AMALIA, New Mexico — Two Clayton County men have been taken into custody after authorities in New Mexico served a search warrant on what they are calling a compound, where they said they found women and children malnourished and living in deplorable conditions.

Taos County Sheriff Jerry Hogrefe said the department swore out a search warrant on the makeshift compound in Amalia, New Mexico on Thursday.

Hogrefe said there was a reason to believe that Lucas Morten and others, including Siraj Wahhaj, 39, were living inside the compound.

[READ: Police searching for missing 3-year-old, father]

Siraj Wahhaj was wanted for the abduction of 3-year-old AG Wahhaj.

3-year-old AG Wahhaj is still missing.

The warrant came after a two-month investigation with Clayton County investigators and the FBI.

The Sheriff said the FBI had recently given them information and surveillance video of the compound they didn’t feel there was enough cause to get a warrant for the property.

“That all changed for me when a message was forwarded to us from a Georgia Detective that we reasonably believed came from someone at the compound – the message sent to a third party simply said in part ‘we are starving and need food and water,’” Hogrefe said in a news release. “I absolutely knew that we couldn’t wait on another agency to step up and we had to go check this out as soon as possible, so I began working on a search warrant right after I got that intercepted message – it had to be a search warrant and a tactical approach for our own safety because we had learned the occupants were most likely heavily armed and considered extremist of the Muslim belief. We also knew from the layout of the compound they would have an advantage if we didn’t deploy tactfully and quickly.”


Friday morning, eight members of the Sheriff’s Response Team and four state investigators executed a search warrant of the compound.

The Sheriff said the two men initially refused to follow directions.
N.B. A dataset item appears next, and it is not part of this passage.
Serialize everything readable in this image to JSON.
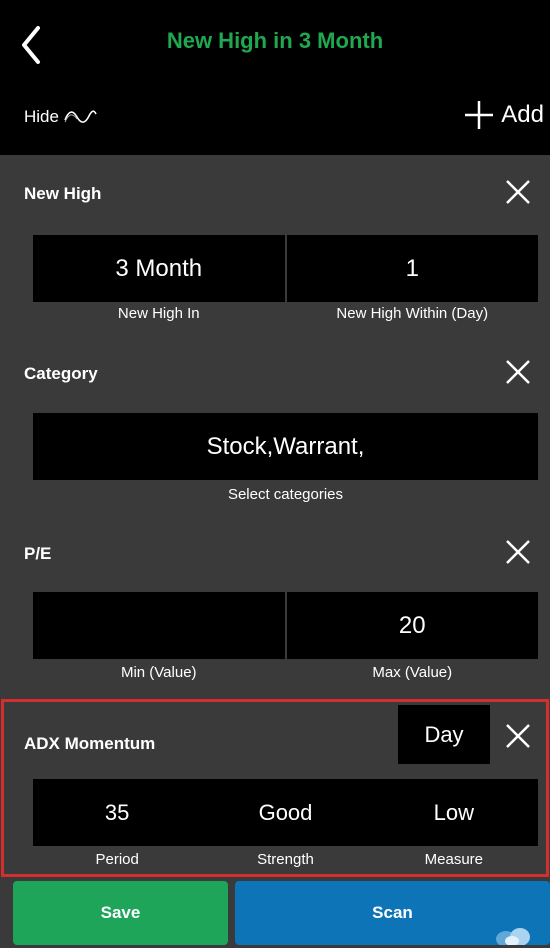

Hogrefe said Wahhaj was held up inside the compound and was heavily armed with an AR-15 rifle, five loaded 30-round magazines, four loaded pistols, including one in his pocket when he was taken down.

Authorities also found more rounds of ammo inside the compound.
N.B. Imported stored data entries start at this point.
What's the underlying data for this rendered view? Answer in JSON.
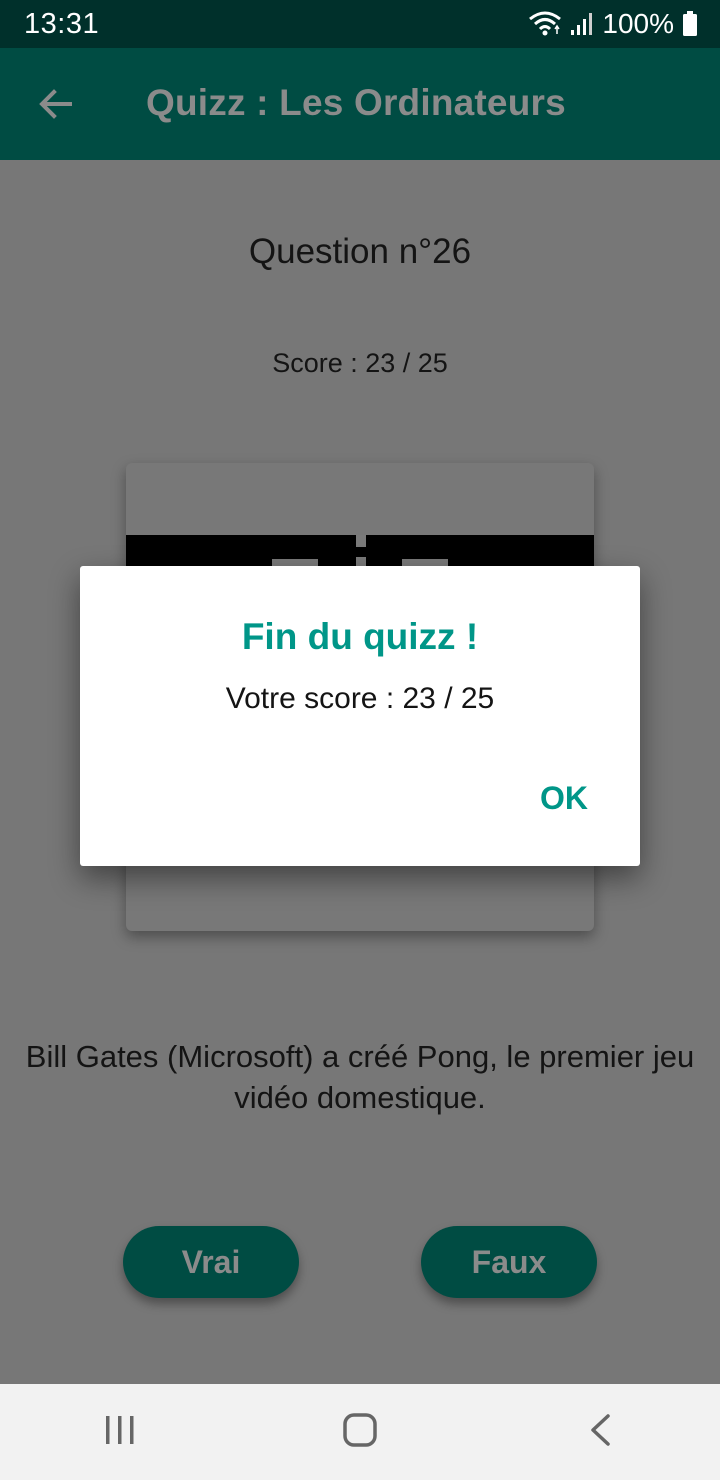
{
  "status_bar": {
    "time": "13:31",
    "battery_text": "100%",
    "icons": [
      "wifi-icon",
      "signal-icon",
      "battery-icon"
    ]
  },
  "app_bar": {
    "title": "Quizz : Les Ordinateurs",
    "back_icon": "arrow-back-icon"
  },
  "quiz": {
    "question_number": "Question n°26",
    "score": "Score : 23 / 25",
    "statement": "Bill Gates (Microsoft) a créé Pong, le premier jeu vidéo domestique.",
    "buttons": {
      "true_label": "Vrai",
      "false_label": "Faux"
    }
  },
  "dialog": {
    "title": "Fin du quizz !",
    "message": "Votre score : 23 / 25",
    "ok_label": "OK"
  },
  "nav_bar": {
    "items": [
      "recent-apps-icon",
      "home-icon",
      "back-icon"
    ]
  },
  "colors": {
    "status_bar_bg": "#00302b",
    "app_bar_bg": "#004c43",
    "accent": "#009688",
    "scrim_bg": "#777777",
    "nav_bar_bg": "#f2f2f2"
  }
}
Investigators said the compound consisted of a small travel trailer buried in the ground covered by plastic with no water, plumbing or electricity.

“The only food we saw were a few potatoes and a box of rice in the filthy trailer,” Hogrefe said. “But what was most surprising, and heartbreaking, was when the team located a total of five adults and 11 children, that looked like third-world country refugees, not only with no food or fresh water, but with no shoes, personal hygiene and basically dirty rags for clothing.”

Investigators said the compound consisted of a small travel trailer buried in the ground covered by plastic with no water, plumbing or electricity. 

Morten and Wahhaj were taken into custody.

However, the missing child from Georgia was not located among the children. Morten was charged with harboring a fugitive and Wahhaj was booked on his no-bond warrant for child abduction out of Georgia.

Three women, believed to be children’s mothers, were detained for questioning and later released pending further investigation.

The 11 children, ranging in ages from 1 to 15, were taken into protective custody.

“We all gave the kids our water and what snacks we had – it was the saddest living conditions and poverty I have seen,” Hogrefe said.

None of the adults would give a statement to the whereabouts of 3-year-old AG Wahhaj, but it is believed he was at the compound a few weeks ago.

His mother said AG Wahhaj suffers from seizures, developmental and cognitive delays and is unable to walk due to suffering a Hypoxic Ischemic Encephalopathy (HIE) at birth.

The investigation into locating him is being coordinated between Clayton County investigators and the FBI.